Education:
Study at Columbia, 1897-9; A.B. Wellesley, 1901, M.A., 1902; Ph.D., Yale, 1906.
Dissertation:
“The Property Rights of Women in Ancient Greece” (Yale, 1906).
Professional Experience:
Greek & Latin teacher, Irving Female College (Mechanicsburg, PA). 1902-4; Latin & history, Detroit Seminary, 1906-8; Freelance lecturer on socialism & suffrage, 1908-13; history teacher, School of Organic Education (Fairhope, AL) (now Marietta Johnson School of Organic Education), 1917-18; head, dept. Latin, Mrs.
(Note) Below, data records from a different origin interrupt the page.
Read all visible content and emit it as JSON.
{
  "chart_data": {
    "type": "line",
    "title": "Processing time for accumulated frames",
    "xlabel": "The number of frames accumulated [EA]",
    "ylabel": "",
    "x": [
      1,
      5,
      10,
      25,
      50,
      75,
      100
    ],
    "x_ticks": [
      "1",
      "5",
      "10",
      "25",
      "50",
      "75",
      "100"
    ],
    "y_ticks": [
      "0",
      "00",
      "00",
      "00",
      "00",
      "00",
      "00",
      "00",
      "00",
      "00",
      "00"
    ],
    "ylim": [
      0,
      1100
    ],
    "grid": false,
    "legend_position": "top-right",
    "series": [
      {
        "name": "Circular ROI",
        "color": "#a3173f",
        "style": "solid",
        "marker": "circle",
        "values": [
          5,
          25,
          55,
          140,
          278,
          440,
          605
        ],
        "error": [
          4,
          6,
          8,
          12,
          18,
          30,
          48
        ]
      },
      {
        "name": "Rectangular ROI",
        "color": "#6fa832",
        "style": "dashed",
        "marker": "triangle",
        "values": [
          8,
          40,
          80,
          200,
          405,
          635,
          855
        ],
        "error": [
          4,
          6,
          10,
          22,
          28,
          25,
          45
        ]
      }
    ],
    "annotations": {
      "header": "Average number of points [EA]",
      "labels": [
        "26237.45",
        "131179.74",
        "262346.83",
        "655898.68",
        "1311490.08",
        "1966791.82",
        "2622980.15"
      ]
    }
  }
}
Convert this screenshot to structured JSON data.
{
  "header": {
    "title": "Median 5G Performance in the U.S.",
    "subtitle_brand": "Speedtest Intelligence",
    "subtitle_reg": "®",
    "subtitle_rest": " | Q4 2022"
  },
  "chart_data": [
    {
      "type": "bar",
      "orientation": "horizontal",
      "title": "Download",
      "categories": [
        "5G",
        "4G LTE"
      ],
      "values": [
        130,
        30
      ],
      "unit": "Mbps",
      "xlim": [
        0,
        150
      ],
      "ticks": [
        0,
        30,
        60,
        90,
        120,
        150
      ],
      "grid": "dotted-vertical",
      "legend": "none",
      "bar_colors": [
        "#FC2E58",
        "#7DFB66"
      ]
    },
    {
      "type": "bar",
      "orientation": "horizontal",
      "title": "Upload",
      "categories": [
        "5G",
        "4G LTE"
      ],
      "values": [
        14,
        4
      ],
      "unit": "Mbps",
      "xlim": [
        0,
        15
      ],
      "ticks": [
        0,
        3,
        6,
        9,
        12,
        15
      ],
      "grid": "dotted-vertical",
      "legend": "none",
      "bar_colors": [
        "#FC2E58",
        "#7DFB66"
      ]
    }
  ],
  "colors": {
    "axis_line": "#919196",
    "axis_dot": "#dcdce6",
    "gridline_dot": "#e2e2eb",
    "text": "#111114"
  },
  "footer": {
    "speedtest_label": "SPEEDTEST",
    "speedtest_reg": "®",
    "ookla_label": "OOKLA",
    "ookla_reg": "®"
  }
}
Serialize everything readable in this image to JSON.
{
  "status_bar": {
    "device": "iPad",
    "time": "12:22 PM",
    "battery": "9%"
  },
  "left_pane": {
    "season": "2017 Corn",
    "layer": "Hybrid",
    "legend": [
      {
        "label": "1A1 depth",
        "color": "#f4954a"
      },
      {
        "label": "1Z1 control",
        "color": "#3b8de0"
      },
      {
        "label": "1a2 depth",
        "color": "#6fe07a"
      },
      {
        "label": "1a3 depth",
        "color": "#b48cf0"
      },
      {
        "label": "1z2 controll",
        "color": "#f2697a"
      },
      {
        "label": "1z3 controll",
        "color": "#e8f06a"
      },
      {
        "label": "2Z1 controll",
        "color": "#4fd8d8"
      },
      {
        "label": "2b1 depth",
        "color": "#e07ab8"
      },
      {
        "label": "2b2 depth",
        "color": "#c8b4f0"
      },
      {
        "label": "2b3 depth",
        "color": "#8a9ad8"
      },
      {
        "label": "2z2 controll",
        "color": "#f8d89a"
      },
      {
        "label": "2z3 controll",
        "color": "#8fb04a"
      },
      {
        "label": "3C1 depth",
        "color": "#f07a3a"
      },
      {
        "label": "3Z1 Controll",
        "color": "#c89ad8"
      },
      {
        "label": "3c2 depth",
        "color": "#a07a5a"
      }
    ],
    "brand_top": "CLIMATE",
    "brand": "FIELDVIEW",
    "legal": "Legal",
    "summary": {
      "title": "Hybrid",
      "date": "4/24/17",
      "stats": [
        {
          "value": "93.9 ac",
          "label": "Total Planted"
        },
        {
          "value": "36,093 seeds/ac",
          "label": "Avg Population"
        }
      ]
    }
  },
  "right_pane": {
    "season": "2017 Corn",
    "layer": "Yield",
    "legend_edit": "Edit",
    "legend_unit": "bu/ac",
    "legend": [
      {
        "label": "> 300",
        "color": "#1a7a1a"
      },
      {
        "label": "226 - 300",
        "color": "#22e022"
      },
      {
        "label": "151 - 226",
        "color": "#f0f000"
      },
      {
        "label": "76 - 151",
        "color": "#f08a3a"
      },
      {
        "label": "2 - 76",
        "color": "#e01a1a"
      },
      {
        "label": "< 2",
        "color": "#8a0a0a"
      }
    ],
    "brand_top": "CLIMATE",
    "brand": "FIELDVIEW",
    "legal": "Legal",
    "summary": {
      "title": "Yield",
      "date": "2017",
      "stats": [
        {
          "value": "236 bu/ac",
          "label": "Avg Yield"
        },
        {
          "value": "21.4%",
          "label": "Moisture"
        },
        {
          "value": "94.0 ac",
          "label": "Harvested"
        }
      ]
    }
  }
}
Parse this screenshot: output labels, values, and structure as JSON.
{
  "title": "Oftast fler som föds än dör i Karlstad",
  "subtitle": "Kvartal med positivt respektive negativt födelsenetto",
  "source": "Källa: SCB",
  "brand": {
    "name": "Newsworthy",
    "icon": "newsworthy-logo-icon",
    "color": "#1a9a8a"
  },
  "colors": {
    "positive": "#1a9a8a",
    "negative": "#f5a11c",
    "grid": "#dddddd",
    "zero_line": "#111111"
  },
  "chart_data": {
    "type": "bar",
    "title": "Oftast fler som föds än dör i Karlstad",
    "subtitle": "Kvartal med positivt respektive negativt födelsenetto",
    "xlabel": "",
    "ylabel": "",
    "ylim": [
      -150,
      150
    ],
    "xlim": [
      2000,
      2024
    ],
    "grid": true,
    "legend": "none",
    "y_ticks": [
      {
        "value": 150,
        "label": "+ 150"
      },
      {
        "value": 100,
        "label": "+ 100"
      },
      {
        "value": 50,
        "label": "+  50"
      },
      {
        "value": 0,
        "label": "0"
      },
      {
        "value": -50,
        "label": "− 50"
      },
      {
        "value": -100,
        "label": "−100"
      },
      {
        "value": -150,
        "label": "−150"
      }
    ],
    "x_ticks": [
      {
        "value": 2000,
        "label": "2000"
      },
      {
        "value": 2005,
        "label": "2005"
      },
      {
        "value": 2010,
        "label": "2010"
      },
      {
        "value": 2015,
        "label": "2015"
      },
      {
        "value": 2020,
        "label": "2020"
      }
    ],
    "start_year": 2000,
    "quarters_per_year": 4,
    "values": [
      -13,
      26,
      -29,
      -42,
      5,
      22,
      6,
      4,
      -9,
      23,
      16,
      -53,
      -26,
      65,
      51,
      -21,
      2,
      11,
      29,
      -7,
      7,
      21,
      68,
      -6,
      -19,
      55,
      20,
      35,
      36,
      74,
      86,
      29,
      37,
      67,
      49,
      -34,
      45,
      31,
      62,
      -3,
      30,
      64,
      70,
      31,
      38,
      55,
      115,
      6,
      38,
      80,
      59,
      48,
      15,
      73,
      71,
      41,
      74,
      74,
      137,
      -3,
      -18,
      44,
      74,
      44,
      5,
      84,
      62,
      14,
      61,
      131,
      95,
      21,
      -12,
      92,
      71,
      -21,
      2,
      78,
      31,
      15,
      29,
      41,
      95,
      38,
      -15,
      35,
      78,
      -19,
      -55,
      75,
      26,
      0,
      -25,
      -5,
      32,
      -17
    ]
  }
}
Beard’s School (Orange, NJ) (now Morristown-Beard School), 1918-26; teacher and head of academic department of high school, Edgewood School (Greenwich, CT) (now Edge Hill School),1926-42; teacher, High Mowing School (Wilton, NH), 1942-56.
Notes:
Even as an undergraduate, Maud Thompson was passionate about the vote for women. With a classmate she founded Agora, a society for the discussion of political issues. Following her degree from Yale, she lectured locally on social and political issues to activist groups, notably following the strike by silk workers in Paterson, NJ, in 1913. She continued to teach at various private schools in the northeastern United States, while she maintained her schedule of lectures on Women’s rights from 1906 to 1917. She served on the Educational Committee from 1910-17 and established a bureau of speakers on methods and practices in the school and the state of American education. She retired from teaching at the age of 86.
Sources:
Women’s Who’s Who of America, 111; obituary, NYTimes (September 27, 1962) 37; Margaret Trumbull Corwin, “Doctors of Philosophy,” Alumnae: Graduate School, Yale University, 1894-1920 (New Haven: Yale, 1920) 15.